Alan Ayckbourn gets lost in his own time machine.

SOMETIMES AN ENTIRE play is suggested by a simple mundane observation. In the case of Alan Ayckbourn’s farce/thriller Communicating Doors, I suspect that its genesis arose from his perception that most hotel rooms are not only anonymous, but relatively ageless. In the hands of an amateur scribbler, this would be at best an unpromising beginning. But in the case of Ayckbourn, a seasoned writer with over 60 plays and countless awards to his credit, well, it’s an entire evening down the tubes.


Communicating Doors

A Contemporary Theater till November 21


Twenty years in the future, would-be dominatrix Poopay (Alexandra Boyd, who seems irretrievably stunned by her character’s awful name) is brought to the room of eccentric tycoon Reece (Kevin Donovan), who proceeds to ask her a favor outside of her specialty: Witness a confession he’s written and take it to the authorities. Before she can do so, however, she’s chased out of the room by Julius (J. Michael Flynn, who is convincingly tall) and into a series of “communicating doors.” These lead her, for no adequately explained reason, into the exact same hotel room 20 years previous, where she meets one of the would-be victims mentioned in the confession. Before long, there’s a chance to leap back even 20 years earlier, to make contact with yet another woman threatened with murder.

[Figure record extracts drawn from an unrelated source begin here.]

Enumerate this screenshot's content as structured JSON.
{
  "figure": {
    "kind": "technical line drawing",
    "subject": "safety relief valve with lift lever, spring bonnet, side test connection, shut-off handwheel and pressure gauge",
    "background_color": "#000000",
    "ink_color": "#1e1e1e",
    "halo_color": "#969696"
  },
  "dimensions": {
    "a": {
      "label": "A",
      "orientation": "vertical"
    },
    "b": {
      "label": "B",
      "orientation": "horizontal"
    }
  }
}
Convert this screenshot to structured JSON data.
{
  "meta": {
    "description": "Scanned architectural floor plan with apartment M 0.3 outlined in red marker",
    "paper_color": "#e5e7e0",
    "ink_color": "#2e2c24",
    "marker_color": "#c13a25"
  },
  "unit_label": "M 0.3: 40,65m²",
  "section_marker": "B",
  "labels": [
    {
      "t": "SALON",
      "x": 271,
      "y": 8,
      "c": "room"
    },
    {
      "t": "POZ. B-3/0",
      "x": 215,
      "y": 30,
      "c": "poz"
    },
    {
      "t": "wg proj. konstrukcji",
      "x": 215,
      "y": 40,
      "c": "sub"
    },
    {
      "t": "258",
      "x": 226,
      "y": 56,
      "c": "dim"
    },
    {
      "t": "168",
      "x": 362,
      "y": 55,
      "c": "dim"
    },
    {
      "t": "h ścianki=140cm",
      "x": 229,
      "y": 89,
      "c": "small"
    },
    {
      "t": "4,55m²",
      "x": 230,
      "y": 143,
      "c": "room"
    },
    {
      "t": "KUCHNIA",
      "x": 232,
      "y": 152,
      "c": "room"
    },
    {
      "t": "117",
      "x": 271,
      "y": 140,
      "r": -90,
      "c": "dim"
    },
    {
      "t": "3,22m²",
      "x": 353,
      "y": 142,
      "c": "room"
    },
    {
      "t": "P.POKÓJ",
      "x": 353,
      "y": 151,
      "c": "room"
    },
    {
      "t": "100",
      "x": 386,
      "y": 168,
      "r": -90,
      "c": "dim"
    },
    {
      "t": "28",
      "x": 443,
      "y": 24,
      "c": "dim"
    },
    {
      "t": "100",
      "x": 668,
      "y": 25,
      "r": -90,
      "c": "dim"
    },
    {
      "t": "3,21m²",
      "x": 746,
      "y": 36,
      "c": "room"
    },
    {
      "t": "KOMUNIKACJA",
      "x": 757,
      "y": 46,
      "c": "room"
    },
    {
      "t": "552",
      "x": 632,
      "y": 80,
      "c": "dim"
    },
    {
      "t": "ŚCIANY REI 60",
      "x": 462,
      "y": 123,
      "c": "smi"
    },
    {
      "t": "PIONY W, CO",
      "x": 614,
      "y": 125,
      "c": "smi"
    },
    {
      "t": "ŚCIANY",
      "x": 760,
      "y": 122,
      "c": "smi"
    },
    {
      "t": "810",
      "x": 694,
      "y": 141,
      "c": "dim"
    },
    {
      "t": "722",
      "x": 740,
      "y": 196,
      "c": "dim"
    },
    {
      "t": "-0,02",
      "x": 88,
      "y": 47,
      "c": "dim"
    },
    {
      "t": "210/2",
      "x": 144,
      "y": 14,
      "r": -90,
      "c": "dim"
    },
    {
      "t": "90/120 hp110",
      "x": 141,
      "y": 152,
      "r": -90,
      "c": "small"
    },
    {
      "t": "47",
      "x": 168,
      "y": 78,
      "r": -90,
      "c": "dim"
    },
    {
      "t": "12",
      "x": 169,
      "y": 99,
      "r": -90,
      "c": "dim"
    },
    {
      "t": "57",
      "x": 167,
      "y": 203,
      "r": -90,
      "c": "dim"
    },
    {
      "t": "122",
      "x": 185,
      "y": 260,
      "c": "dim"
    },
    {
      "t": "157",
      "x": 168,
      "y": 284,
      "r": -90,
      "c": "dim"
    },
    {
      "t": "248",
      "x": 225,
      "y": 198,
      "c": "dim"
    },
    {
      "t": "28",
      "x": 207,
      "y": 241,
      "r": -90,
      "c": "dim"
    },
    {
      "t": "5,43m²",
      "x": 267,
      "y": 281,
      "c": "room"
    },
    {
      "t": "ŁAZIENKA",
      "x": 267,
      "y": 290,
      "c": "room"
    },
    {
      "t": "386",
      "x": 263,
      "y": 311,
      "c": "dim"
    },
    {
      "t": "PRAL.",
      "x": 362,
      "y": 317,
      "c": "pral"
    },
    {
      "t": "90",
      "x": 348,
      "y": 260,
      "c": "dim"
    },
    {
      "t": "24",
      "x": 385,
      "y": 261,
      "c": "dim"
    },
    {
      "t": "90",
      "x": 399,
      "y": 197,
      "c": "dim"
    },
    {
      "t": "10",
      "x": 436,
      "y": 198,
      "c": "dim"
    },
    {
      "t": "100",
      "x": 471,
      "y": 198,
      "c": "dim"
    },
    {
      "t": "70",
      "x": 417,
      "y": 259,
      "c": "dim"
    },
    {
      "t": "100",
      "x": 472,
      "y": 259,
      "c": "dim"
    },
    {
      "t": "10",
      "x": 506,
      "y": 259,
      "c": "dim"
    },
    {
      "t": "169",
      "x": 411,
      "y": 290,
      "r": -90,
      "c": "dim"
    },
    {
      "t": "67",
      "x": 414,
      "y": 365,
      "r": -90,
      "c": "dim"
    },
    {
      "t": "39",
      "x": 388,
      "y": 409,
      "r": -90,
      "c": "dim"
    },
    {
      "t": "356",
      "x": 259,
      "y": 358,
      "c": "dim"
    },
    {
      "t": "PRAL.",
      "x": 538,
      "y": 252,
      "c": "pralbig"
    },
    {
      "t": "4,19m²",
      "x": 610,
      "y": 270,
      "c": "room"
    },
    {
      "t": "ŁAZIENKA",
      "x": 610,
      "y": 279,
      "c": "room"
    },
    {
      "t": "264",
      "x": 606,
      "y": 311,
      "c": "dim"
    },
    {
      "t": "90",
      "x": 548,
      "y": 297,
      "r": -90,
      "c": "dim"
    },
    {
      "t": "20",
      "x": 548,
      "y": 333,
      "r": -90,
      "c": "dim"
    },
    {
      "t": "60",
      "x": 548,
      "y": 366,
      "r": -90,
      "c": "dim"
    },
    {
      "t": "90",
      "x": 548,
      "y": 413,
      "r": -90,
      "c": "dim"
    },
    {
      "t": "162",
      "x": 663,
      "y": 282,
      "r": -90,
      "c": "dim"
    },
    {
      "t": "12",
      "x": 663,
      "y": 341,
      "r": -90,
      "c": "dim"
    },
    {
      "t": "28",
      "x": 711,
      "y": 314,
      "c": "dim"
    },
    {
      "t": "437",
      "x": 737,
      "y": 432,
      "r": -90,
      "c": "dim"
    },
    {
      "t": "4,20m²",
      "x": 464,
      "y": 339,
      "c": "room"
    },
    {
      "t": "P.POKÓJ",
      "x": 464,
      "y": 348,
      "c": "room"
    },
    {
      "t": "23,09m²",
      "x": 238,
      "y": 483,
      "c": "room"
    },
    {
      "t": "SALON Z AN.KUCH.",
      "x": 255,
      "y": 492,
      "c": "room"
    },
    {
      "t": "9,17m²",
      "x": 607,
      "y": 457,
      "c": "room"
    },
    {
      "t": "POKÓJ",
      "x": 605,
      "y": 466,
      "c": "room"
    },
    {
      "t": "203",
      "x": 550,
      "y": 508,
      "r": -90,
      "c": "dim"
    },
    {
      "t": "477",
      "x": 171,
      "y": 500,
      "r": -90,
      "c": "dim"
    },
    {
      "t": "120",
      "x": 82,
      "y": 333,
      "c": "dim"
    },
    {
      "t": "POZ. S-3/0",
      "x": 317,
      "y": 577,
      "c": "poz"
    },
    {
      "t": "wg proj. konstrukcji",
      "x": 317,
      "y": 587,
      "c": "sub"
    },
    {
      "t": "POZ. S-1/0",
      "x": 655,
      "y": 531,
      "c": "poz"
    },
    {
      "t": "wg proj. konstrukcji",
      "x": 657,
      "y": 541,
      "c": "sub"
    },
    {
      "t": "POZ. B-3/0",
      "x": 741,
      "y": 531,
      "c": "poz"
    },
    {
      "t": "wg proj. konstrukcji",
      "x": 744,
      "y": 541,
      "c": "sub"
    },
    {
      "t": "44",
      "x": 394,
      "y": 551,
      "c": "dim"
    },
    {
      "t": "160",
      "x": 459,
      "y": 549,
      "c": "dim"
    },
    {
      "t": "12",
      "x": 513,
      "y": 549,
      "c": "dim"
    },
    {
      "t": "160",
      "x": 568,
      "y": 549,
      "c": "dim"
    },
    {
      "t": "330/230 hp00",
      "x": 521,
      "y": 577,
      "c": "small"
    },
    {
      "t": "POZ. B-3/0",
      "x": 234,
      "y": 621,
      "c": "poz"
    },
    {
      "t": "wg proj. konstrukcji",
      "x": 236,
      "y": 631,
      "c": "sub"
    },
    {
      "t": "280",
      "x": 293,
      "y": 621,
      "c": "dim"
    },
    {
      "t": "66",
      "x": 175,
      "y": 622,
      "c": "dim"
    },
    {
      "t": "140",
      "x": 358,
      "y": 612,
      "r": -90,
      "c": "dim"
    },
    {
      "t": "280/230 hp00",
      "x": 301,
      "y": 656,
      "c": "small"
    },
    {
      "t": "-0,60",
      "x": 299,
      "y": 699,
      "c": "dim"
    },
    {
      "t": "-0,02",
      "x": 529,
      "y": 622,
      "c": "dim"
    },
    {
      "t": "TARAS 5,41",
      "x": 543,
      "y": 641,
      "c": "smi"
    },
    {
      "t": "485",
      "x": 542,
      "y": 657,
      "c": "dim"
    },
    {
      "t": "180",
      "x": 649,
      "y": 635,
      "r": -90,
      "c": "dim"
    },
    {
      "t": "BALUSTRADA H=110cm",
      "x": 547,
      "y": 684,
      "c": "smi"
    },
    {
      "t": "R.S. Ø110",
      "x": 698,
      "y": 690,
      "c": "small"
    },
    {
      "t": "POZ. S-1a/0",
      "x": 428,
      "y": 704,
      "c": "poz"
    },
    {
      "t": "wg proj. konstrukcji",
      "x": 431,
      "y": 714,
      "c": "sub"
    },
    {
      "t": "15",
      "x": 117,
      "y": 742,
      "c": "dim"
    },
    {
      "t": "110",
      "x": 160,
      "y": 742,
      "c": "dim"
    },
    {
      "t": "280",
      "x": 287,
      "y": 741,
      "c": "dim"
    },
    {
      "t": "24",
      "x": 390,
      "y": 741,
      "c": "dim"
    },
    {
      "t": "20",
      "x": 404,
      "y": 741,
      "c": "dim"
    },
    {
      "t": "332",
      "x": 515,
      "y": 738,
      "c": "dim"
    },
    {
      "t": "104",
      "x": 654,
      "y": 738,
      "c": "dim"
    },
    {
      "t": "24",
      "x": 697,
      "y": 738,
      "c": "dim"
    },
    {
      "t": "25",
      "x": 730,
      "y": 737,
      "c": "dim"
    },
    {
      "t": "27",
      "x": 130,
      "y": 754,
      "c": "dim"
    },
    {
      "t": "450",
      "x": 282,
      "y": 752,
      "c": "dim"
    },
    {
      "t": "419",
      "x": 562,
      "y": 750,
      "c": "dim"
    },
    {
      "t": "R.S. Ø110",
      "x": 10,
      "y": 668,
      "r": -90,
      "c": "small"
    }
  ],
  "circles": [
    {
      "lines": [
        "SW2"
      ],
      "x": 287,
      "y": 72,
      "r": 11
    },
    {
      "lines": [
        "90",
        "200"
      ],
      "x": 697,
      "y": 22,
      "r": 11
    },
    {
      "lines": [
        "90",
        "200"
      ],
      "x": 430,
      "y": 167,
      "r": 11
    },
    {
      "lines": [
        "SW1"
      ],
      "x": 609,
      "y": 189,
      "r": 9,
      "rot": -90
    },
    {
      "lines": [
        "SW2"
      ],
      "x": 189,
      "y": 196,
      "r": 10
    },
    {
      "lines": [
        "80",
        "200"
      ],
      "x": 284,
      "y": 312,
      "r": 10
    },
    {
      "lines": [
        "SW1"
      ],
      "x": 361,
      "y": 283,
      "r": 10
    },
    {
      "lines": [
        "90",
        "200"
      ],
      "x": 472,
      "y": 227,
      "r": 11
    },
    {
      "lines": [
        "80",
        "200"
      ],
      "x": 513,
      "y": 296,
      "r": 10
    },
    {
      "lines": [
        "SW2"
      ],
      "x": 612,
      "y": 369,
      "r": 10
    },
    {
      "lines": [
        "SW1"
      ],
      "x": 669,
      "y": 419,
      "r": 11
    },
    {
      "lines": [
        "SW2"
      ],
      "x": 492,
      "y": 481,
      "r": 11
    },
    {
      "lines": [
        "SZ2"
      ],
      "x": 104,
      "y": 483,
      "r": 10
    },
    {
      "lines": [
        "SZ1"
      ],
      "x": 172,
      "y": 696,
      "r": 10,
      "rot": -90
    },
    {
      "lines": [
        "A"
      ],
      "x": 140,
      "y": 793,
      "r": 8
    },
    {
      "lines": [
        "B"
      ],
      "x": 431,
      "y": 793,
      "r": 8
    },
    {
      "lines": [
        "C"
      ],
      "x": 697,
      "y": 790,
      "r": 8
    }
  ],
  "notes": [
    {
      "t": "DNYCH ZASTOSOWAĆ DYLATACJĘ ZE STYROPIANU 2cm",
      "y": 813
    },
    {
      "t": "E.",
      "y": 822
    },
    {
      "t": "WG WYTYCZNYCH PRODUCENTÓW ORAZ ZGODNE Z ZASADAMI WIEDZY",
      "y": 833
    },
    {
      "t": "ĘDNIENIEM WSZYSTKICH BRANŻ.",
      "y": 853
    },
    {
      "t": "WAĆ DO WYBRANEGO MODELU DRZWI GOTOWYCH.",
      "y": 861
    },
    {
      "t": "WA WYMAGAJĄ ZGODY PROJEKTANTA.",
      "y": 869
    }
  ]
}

I have an argument for the primacy of theater over TV and most films that goes something like this: The best thing about most plays is that, buffered from the vast economic forces that infect those other media, they can afford to send out a message undiluted by the worst excesses of commercialism. Then something like this comes along, and I throw up my hands, because this is the sort of shoddy, below-par product that you can catch on television any evening, even if it is emblazoned with Ayckbourn’s illustrious name.

The unfortunate cast and director Jeff Steitzer, not sure what else to do, treat the characters like the sort of empty-headed British twits you can still catch on reruns of Are You Being Served?. But the flat dialogue and uninspired plotting utterly defeat almost all of them. All, that is, save David Pichette, whose never-say-die trouper colors have never fluttered more wildly than in the role of Harold the hotel security chief. Blustering, fluttering his arms, and racing around like a headless chicken with a complex agenda, he seems to be in a different and much funnier play. Perhaps in an alternate universe that very play is taking place; certainly this show appealed to many of the opening night audience. But from my particular seat, I saw only a limp and dismal product.